A series of lawsuits and a new court ruling are fresh examples of how laws granting marriage benefits to gay couples can end up squashing religious liberty, says a Christian attorney involved in one of the cases.
All four cases involve states with gay "marriage" or same-sex civil unions laws: Illinois, Vermont, Hawaii and New Jersey. In Vermont and Illinois, bed and breakfast owners were sued for declining to host a same-sex ceremony or reception, and in Hawaii, a bed and breakfast owner was sued after turning away a lesbian couple who wanted to make a reservation.
In New Jersey, a state judge ruled Jan. 12 that a Christian beachfront property operated by United Methodists violated state non-discrimination laws when it refused to host a lesbian couple's civil union ceremony.
Jim Campbell, an attorney with the Alliance Defense Fund -- which is representing the Methodist group -- said the cases prove that there is harm to religious liberty when states legalize gay "marriage" or civil unions or pass broad legislation incorporating sexual orientation into non-discrimination laws.

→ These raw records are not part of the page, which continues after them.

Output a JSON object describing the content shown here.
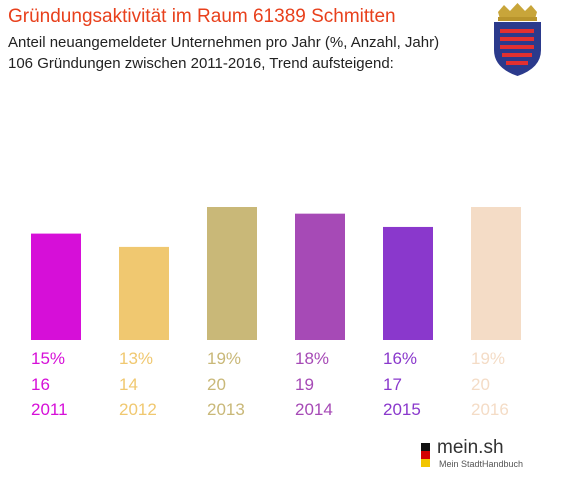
{
  "title": "Gründungsaktivität im Raum 61389 Schmitten",
  "subtitle_line1": "Anteil neuangemeldeter Unternehmen pro Jahr (%, Anzahl, Jahr)",
  "subtitle_line2": "106 Gründungen zwischen 2011-2016, Trend aufsteigend:",
  "logo": {
    "name": "mein.sh",
    "tagline": "Mein StadtHandbuch"
  },
  "crest_icon": "hesse-coat-of-arms-icon",
  "chart_data": {
    "type": "bar",
    "categories": [
      "2011",
      "2012",
      "2013",
      "2014",
      "2015",
      "2016"
    ],
    "values": [
      16,
      14,
      20,
      19,
      17,
      20
    ],
    "percent_labels": [
      "15%",
      "13%",
      "19%",
      "18%",
      "16%",
      "19%"
    ],
    "count_labels": [
      "16",
      "14",
      "20",
      "19",
      "17",
      "20"
    ],
    "colors": [
      "#d60fd8",
      "#f0c870",
      "#c9b878",
      "#a64ab6",
      "#8a38cc",
      "#f4dcc6"
    ],
    "ylim": [
      0,
      20
    ]
  }
}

"When people hear that their legislature is considering a law like this and they think, 'What's the harm?' they need to realize that there is this direct threat to religious liberty -- to business owners, employees, religious entities and people who attend all those religious entities," Campbell told Baptist Press. "These four cases are a good demonstration of that. People who are concerned about religious liberty should be concerned about these legal developments."